Monday, January 12, 2009

Wishville, USA

I am living in Wishville right now. It's a place I go to in my head - there is a door in, but no door out. In Wishville, I am engaged in active daydreaming. I usually go there when I'm in front of the computer, making up alternate scenarios for my reality through research and endless tangential googling.

Sometimes, Wishville is about furniture or my immediate surroundings. Others, it's about a more disciplined yoga-ish meditation-filled lifestyle. Sometimes I'm an astrologer in Wishville. Sometimes, I'm a world traveler and adventurer extraordinaire.

Today, my Wishville is about becoming a teacher. Getting rid of the three credits between me and imminent career change. Figuring out the financial aid I'll need to make it happen.

Today, instead of engaging in my life of the present, I'm living inside the idea of "could."

Tuesday, December 30, 2008

My Sister Mother

I live in K's old house that she used to share with, what is now, my family, too. We gathered as a tribe on Christmas Eve for tamales and white russians, exchanging and laughter. Children, children everywhere. It was joyful and strange, my skin still stretching to accommodate all the new love and my throat still swallowing all our histories, gone before.

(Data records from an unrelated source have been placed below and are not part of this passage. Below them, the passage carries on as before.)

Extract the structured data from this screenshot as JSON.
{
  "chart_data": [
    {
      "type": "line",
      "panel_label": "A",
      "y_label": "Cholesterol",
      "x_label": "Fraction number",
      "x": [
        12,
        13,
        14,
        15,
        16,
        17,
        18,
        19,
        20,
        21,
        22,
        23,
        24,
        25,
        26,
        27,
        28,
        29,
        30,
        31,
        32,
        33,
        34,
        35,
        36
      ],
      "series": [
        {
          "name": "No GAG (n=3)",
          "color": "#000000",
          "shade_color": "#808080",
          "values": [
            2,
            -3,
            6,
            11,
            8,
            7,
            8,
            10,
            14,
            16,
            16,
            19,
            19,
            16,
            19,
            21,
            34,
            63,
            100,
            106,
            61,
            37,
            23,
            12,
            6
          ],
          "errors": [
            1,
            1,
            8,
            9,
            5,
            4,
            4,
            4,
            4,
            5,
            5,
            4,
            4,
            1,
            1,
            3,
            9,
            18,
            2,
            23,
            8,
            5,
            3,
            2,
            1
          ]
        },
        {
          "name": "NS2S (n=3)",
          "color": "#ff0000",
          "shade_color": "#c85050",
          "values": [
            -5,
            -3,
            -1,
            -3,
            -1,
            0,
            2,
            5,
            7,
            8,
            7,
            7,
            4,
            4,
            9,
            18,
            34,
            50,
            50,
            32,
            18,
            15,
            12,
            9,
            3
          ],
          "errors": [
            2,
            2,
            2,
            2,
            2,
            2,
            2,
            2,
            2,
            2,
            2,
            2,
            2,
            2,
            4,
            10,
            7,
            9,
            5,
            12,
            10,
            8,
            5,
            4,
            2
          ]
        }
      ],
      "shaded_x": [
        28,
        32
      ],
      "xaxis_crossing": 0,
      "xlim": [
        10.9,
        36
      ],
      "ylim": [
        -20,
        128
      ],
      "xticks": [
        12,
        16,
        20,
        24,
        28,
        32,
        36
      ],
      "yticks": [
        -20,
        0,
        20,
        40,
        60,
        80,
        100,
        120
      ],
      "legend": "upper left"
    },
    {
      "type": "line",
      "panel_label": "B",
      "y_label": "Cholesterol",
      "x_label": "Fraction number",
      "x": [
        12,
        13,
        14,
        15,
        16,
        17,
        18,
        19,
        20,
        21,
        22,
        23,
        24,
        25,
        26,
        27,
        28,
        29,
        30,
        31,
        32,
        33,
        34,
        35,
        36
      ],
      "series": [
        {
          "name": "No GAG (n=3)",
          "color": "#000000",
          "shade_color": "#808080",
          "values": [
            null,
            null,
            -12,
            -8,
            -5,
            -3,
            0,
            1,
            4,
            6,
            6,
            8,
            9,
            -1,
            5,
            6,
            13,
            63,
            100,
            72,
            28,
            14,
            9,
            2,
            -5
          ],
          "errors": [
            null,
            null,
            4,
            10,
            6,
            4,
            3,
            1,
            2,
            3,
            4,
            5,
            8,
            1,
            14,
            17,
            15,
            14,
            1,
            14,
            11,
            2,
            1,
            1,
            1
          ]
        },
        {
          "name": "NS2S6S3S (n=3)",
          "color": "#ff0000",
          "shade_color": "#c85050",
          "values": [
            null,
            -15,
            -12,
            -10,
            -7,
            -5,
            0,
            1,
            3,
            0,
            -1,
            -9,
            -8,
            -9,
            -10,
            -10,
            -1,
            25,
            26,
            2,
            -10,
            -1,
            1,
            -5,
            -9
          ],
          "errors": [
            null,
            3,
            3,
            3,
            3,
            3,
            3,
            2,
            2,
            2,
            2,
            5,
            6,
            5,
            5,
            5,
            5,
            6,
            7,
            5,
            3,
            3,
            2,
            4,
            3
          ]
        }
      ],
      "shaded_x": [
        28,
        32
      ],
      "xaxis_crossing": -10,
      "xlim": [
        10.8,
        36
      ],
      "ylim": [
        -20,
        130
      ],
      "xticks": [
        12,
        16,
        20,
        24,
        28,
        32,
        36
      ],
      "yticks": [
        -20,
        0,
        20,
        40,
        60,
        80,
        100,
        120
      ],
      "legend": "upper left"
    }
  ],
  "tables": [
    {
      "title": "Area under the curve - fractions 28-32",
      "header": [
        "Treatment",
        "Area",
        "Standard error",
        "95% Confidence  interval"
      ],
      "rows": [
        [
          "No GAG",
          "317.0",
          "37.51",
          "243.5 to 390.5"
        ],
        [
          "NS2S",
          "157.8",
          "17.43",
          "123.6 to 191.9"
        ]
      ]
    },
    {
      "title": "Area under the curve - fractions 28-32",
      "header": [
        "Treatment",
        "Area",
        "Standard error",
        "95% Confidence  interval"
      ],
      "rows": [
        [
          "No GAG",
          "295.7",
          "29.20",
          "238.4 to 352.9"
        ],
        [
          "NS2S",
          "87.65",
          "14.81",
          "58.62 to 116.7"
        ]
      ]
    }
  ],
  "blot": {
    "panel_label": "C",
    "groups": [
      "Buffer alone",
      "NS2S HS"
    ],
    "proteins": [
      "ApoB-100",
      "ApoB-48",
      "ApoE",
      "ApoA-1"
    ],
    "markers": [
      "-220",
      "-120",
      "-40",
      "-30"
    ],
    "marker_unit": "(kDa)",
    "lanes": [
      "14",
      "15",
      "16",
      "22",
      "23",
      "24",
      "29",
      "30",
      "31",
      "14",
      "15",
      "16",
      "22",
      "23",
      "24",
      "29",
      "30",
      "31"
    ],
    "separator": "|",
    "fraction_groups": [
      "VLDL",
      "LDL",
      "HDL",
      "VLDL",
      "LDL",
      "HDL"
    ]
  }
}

The lights and candles shone as we sat together on her piano bench that still lives in my dining room, sharing our thoughts and mutual admiration.

One time, at a party many moons ago, before I'd spent more than a handful of minutes with K, someone made a gossipy observation. It wasn't meant in an unkind way, but I became silent with defensiveness. I thought: "You can't talk that way about the mother of my boys!" It startled me, then.

I spent several years immersed in Orthodox Judaism. Someone used to say to me that "In Judaism, the Mother is everything." It was a sentiment I heard reflected in a Rosh Hashanah service some time later. The rabbi intoned that the men present were there for women: their mothers, their wives. At the time, I found it to be somewhat sexist. I thought: "Isn't that a classic move, we make you second class citizens, then tell you you're the reason we exist."

Now, I'm not so sure. I believe that the richness of my connection with K is greatly responsible for this integrated family life that is such a blessing to me, to my partner, to hers and to all our children. It feels as though the ancient wisdom of sisterhood informs my own tribal lore. And, while I do not pretend to know the exact alchemy that has produced my blessed luck, I like the idea that K and I have conspired together to be the architects of our family.

We are not the only participants, but it often feels as though we are the origin of the tribal life-force. I find myself mulling over the role of women in family personality. And, wondering if maybe the rabbi had a point.